LCT3, Lincoln Center Theater's programming initiative devoted to producing the work of new artists and developing new audiences, will present the 4000 Miles a new play by Amy Herzog, directed by Daniel Aukin, as the third production of its 2010-2011 season. 4000 Miles will begin performances Monday, June 6, open Monday, June 20 and run through Saturday, July 6 at The Duke on 42nd Street, a New 42nd Street® project (229 West 42 Street).
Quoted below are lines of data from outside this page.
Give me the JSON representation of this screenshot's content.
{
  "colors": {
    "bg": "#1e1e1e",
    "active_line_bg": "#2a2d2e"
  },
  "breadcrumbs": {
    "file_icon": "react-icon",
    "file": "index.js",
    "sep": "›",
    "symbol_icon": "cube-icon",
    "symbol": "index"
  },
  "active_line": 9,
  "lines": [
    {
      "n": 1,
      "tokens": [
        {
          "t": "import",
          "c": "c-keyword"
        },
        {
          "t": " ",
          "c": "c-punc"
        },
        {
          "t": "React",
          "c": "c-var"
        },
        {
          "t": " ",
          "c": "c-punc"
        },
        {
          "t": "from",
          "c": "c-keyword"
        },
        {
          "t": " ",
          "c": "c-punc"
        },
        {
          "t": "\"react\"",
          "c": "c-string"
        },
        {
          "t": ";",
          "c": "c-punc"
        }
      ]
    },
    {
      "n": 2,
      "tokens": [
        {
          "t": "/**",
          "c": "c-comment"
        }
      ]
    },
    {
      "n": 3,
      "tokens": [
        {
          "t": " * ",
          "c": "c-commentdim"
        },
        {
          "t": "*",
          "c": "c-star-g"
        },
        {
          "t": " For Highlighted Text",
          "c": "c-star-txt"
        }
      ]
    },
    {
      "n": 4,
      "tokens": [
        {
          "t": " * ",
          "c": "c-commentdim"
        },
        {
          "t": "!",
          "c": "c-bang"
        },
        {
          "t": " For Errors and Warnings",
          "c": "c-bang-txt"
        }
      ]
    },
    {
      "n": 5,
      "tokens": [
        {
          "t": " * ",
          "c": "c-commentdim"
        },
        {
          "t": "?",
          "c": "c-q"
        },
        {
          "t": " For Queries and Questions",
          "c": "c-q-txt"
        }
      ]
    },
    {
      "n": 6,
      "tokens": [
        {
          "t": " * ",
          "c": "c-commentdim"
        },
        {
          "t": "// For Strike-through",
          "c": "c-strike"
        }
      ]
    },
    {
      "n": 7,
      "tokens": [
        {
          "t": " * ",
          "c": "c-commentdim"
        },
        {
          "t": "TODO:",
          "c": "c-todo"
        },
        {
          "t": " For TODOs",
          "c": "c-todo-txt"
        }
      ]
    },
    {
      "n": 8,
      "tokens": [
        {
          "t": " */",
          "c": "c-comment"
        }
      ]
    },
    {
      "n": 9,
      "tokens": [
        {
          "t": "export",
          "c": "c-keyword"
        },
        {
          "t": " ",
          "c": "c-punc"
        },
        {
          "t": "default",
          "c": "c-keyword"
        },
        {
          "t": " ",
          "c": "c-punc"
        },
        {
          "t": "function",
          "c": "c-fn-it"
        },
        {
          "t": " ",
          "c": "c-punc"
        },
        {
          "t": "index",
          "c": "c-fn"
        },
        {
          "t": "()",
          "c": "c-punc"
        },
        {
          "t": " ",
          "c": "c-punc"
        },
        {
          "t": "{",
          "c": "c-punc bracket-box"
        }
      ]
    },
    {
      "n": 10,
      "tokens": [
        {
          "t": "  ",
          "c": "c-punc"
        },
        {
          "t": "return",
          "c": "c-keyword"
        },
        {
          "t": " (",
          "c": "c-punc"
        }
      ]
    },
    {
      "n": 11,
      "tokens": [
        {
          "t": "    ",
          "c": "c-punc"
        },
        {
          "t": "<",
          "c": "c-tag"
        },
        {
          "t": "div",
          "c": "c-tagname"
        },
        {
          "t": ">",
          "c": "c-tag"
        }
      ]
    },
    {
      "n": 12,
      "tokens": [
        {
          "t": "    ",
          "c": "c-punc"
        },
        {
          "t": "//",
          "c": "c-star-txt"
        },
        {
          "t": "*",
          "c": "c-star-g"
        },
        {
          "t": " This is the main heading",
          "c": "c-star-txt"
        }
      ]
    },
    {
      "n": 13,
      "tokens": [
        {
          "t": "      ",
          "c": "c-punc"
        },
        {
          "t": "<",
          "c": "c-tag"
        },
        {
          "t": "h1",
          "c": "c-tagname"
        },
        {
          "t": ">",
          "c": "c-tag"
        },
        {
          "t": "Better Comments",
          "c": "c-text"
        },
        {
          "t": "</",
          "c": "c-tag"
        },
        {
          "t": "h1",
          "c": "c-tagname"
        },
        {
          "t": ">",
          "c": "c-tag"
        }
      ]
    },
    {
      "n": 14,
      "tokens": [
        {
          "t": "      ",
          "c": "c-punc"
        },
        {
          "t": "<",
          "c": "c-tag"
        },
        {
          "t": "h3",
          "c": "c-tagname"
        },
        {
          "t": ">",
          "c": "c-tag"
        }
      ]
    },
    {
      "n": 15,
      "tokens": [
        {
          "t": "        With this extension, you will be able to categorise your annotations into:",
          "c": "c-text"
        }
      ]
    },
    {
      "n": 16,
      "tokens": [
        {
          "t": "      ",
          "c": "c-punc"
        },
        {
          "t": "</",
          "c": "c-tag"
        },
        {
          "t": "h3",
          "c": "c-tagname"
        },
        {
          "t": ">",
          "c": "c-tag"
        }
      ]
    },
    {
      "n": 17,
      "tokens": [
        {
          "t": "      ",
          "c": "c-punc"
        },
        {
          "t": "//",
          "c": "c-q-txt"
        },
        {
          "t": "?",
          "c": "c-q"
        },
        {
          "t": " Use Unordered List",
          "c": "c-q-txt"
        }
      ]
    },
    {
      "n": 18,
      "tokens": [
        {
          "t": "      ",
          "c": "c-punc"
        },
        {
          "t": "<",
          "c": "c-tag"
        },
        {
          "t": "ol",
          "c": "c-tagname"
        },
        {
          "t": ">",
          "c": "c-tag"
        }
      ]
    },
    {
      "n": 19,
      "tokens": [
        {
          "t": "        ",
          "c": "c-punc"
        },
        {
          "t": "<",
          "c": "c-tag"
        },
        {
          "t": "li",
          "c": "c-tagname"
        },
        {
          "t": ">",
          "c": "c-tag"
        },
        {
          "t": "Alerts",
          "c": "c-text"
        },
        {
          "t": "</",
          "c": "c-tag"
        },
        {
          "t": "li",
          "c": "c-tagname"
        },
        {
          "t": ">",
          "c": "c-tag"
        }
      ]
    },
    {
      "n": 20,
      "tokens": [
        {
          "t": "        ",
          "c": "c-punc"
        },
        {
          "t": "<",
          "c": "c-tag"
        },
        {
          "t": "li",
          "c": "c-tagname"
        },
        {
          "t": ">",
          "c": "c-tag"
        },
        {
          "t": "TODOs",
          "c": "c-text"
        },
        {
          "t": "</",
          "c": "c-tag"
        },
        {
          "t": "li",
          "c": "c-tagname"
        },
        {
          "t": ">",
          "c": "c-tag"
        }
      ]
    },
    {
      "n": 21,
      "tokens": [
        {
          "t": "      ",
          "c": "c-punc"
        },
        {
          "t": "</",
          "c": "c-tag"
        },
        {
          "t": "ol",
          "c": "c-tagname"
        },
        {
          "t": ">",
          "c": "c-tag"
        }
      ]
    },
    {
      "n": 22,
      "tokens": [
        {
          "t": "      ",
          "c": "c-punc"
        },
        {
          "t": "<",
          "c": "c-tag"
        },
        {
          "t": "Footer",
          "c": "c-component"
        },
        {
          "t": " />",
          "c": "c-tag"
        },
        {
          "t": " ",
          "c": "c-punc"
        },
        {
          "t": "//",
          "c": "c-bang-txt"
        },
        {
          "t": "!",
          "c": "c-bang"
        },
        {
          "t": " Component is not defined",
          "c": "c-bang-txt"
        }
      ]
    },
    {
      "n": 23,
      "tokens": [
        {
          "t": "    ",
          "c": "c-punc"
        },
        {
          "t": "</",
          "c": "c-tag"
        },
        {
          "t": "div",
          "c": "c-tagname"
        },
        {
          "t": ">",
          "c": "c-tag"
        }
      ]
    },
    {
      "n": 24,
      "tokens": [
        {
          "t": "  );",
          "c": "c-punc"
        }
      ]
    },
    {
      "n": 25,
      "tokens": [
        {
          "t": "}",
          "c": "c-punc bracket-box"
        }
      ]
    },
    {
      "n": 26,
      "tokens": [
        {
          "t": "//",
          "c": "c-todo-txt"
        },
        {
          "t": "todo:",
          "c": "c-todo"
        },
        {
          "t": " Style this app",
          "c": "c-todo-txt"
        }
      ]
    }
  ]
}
After losing his best friend while they were on a cross-country bike trip, 21 year-old Leo (to be played by Gabriel Ebert) seeks solace from his feisty 91 year-old grandmother (Mary Louise Wilson) in her West Village apartment. 4000 Miles examines how these two outsiders find their way in today's world. Additional casting and the design team for 4000 Miles will be announced at a later date. Playwright Amy Herzog also wrote After The Revolution, which just completed a run at Playwrights Horizons. Her plays have been produced or developed at the Yale School of Drama, Ensemble Studio Theater, Arena Stage, New York Stage and Film, Provincetown Playhouse and ACT in San Francisco. Director Daniel Aukin was artistic director of Soho Repertory Theatre where his productions included Everything Will Be Different, Suitcase (which he also directed at the La Jolla Playhouse), Molly's Dream, and (sic) (for which he won an Obie Award). He has also directed at Playwrights Horizons, the New York Theatre Workshop, The Play Company, Guthrie Theater, and Minneapolis' The Children's Theatre Company.About the organization: The New 42nd Street
Founded in 1990, The New 42nd Street is an independent, nonprofit organization charged with long-term responsibility for seven historic theaters on 42nd Street between Seventh and Eighth Avenues. In addition to running The New Victory Theater, The New 42nd Street built and operates the New 42nd Street® Studios a ten-story building of rehearsal studios, offices and a 200-seat theater named The Duke on 42nd Street for national and international performing arts companies. Since its opening on June 21, 2000, the New 42nd Street Studios has been fully occupied by both nonprofit and commercial theater, dance and opera companies. With these institutions and the other properties under its guardianship, The New 42nd Street plays a pivotal role in fostering the continued revival of this famous street at the Crossroads of the World.
About the theater: The Duke on 42nd Street
The Duke on 42nd Street is an intimate 200-seat black box theater built and operated by The New 42nd Street. Since opening in 2000, the theater has been available on a rental basis to international and domestic nonprofit organizations to present their work. Companies that have presented at The Duke on 42nd Street theater include: Theatre for a New Audience; Playwrights Horizons; Lincoln Center Great Performers; The NYC Tap Festival; and 92nd Street Y's Harkness Dance Project. In October 2008, Lincoln Center Theater launched "LCT3" at The Duke on 42nd Street. New 42nd Street presentations at The Duke on 42nd Street have included: Karole Armitage's Armitage Gone! Dance; Chicago Shakespeare Theater's Rose Rage; Naked Angels and Dan Klores' Armed and Naked in America; and Classical Theater of Harlem's production of Langston Hughes' Black Nativity. Notable New Victory presentations at The Duke on 42nd Street include Joan McLeod's The Shape of a Girl, Steppenwolf Theater Company's The Bluest Eye and the smash hit Once and For All We're Gonna Tell You Who We Are So Shut Up and Listen presented by The New Victory Theater in cooperation with The Under the Radar Festival. In January , The New Victory will present Nearly Lear, co-created by Susanna Hamnett and Edith Tankus with initial development in association with Kneehigh Theatre.